DenseNet - Using Collective Knowledge (2016)
By 2016, a paradigm was clear in architectures - many architectures had some sort of short connection between the start and end of layers. Highway Nets, ResNets, FractalNets - they all, in one way or another, had shortcut connections. In "Densely Connected Convolutional Networks" Gao Huang, Zhuang Liu et al. proposed another connectivity pattern - connecting all layers that could be connected (same feature map sizes). ResNets only had connections within blocks, and Block_1 only had a shortcut connection within itself. In DenseNets - Block_1 would also have a short connection to Block_2, Block_3 and Block_4. The same would go for Block_2 which would have a connection to Block_3 and Block_4 and so on. Naturally, Block_1 through Block_n would also have standard feedforward connections besides the short connections.

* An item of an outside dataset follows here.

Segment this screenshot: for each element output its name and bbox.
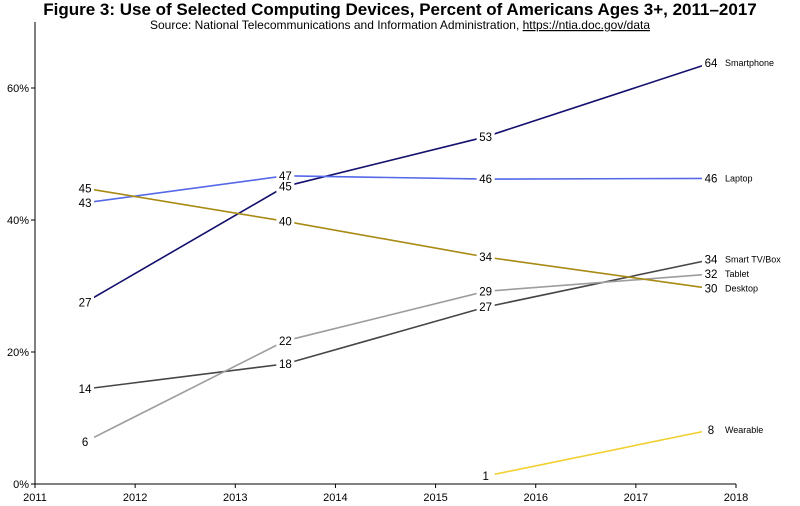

The key difference in the connection process here is that ResNets add outputs of layers. The output of a block is a summation of its input and the output of the processes within the block. With DenseNets - these connections are concatenated, not added. Thus, Layer N's inputs are the outputs of all preceding layers, not their sum. Because of this density - the networks are named DenseNets. It's interesting to see teams exploring density in connections, where some teams focus on sparsity in connections with both networks performing great! As a matter of fact - this density doesn't make DenseNets explode with parameters, so it's not going against the common wisdom of avoiding relearning features and they're actually quite efficient with their parameters. They're actually more efficient than ResNets in terms of parameter usage, since testing ResNets showed that many layers don't add too much value to the predictive power of the network whereas DenseNets don't suffer from this as much. It turns out that this density allows the network to not learn redundant feature maps, and that there's no need to make them wide. They only add a little bit of narrow "collective knowledge" in each block, since they carry over a lot of previous "collective knowledge". During the implementation, you'll notice how few filters we're actually using.